E' la vera fine, perché non rimane più nulla: nessuno produce più nuova musica, perché costa più di prima promuoverla e nessuno poi vuole pagarla, né la gente né le imprese.
Il tutto si ridurrà ad una gestione economica dei cataloghi musicali già esistenti. Niente case discografiche, ma società legali, con avvocati che amministrano la musica degli artisti del passato, sino a quando non diventa tutta di pubblico dominio. Una sorta di antiquari del diritto d'autore, per così dire.

Lo scenario cinque, infine, prevede: riduzione della centralità della musica, uguale o aumentata domanda commerciale e riduzione dei costi.
Tutto resta sostanzialmente decadente com'è oggi.
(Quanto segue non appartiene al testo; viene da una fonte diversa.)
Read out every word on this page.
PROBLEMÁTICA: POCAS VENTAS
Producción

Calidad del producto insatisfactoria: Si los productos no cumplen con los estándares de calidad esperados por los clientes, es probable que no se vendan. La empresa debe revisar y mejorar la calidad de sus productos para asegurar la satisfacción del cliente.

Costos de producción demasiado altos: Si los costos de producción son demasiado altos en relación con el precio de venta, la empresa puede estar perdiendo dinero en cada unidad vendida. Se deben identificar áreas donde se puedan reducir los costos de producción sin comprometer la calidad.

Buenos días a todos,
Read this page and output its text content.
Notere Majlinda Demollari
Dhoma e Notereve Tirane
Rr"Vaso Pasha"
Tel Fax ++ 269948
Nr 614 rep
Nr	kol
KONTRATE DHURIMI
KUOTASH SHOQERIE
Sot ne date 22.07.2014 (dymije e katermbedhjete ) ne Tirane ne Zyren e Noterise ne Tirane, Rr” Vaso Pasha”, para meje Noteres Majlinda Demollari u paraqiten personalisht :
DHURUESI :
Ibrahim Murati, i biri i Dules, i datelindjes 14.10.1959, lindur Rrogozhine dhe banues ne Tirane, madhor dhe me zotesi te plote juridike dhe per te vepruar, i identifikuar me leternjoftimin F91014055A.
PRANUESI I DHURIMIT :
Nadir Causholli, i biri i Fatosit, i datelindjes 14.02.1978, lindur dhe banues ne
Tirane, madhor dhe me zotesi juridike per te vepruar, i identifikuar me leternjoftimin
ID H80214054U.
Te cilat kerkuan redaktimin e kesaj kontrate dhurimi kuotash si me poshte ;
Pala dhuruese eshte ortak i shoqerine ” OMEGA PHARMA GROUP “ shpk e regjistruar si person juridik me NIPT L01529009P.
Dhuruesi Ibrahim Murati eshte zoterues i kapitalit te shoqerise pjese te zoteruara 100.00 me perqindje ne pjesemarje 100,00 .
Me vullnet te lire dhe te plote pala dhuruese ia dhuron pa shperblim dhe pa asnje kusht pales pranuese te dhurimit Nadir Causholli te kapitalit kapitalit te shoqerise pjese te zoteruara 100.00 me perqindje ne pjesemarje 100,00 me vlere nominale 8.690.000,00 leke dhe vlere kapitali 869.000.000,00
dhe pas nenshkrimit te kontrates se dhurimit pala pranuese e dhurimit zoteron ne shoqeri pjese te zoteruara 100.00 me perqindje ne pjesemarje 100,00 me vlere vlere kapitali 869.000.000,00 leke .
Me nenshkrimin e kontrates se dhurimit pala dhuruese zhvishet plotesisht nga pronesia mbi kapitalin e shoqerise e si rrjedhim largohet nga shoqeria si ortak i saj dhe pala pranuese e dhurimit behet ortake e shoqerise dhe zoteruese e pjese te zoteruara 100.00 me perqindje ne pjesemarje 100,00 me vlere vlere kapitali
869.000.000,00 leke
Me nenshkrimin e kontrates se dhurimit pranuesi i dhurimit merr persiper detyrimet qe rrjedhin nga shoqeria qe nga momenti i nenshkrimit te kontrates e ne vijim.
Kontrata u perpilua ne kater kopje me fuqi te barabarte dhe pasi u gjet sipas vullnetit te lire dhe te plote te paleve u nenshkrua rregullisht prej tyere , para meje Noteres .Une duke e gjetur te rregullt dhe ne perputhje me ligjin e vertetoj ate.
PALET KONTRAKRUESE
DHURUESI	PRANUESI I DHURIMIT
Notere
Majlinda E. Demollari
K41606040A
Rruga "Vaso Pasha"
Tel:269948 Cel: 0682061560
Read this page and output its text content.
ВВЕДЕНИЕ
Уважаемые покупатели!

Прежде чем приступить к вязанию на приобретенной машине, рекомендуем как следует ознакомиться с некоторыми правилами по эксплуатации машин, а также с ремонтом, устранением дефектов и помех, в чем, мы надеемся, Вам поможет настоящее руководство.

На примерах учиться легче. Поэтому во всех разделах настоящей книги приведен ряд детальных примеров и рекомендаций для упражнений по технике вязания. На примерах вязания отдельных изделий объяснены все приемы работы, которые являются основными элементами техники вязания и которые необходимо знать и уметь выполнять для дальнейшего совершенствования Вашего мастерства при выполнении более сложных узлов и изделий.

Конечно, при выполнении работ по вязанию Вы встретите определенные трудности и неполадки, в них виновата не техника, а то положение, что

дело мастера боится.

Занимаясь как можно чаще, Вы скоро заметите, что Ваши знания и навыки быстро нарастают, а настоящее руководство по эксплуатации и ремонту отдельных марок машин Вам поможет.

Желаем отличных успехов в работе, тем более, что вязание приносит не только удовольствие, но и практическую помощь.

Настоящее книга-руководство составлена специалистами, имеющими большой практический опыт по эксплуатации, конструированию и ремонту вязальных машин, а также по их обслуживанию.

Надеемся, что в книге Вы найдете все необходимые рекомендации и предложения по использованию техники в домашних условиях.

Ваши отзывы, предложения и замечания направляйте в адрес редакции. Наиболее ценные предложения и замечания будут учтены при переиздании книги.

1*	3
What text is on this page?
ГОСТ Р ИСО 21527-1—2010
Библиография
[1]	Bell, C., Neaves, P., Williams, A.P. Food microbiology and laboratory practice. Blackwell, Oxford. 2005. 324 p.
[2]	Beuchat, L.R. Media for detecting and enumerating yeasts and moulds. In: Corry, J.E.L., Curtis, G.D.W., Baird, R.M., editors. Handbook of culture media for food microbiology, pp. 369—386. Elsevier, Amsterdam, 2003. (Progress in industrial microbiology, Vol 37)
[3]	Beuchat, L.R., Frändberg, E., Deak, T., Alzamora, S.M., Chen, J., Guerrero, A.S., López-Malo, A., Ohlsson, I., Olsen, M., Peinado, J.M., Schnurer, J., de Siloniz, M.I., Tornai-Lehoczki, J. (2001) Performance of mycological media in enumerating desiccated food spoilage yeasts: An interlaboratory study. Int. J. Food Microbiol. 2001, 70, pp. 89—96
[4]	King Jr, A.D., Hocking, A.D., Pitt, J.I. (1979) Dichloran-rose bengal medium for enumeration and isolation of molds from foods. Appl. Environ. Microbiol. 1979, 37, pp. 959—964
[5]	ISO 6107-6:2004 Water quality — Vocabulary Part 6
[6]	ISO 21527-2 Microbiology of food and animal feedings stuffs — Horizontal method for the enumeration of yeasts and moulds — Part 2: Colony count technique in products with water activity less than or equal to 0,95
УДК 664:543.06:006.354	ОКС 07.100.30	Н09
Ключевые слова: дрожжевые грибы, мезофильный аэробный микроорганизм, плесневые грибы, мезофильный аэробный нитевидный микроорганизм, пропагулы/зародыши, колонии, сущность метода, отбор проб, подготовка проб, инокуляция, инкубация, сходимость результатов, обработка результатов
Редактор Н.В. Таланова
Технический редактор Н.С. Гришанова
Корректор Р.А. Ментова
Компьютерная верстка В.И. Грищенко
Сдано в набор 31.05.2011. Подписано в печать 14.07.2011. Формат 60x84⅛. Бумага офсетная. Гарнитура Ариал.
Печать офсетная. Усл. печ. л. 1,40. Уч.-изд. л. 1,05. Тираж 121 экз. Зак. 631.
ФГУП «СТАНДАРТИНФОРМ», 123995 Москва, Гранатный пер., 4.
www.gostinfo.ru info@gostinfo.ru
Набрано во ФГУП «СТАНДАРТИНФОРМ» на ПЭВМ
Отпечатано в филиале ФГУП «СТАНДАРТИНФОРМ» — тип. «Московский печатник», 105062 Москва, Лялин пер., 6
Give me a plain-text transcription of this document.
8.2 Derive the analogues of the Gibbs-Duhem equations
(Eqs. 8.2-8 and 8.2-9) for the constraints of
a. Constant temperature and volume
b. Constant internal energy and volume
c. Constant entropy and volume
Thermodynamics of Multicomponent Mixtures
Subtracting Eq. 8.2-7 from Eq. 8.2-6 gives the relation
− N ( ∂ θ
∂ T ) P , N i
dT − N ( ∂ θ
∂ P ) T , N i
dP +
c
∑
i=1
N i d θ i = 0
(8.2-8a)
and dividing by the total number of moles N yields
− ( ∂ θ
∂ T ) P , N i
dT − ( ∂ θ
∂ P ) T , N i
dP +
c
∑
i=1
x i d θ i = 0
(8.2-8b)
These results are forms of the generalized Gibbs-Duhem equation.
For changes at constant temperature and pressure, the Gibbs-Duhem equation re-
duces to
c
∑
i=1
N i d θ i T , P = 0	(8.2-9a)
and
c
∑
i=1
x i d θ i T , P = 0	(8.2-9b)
Significa che tutto il glamour dell'industria discografica è perso per sempre, ed i musicisti, i produttori, gli ingegneri del suono saranno visti un po' come lavoratori a contratto, che realizzano il prodotto-musica e non si sbilanciano mai più di tanto: creativi conservatori, insomma.
Un'industria di "turnisti", più che di artisti. Otterranno il rispetto, ma avranno perso lo stile.
Vivranno in modo più regolare, ma non vivranno... meglio. :-)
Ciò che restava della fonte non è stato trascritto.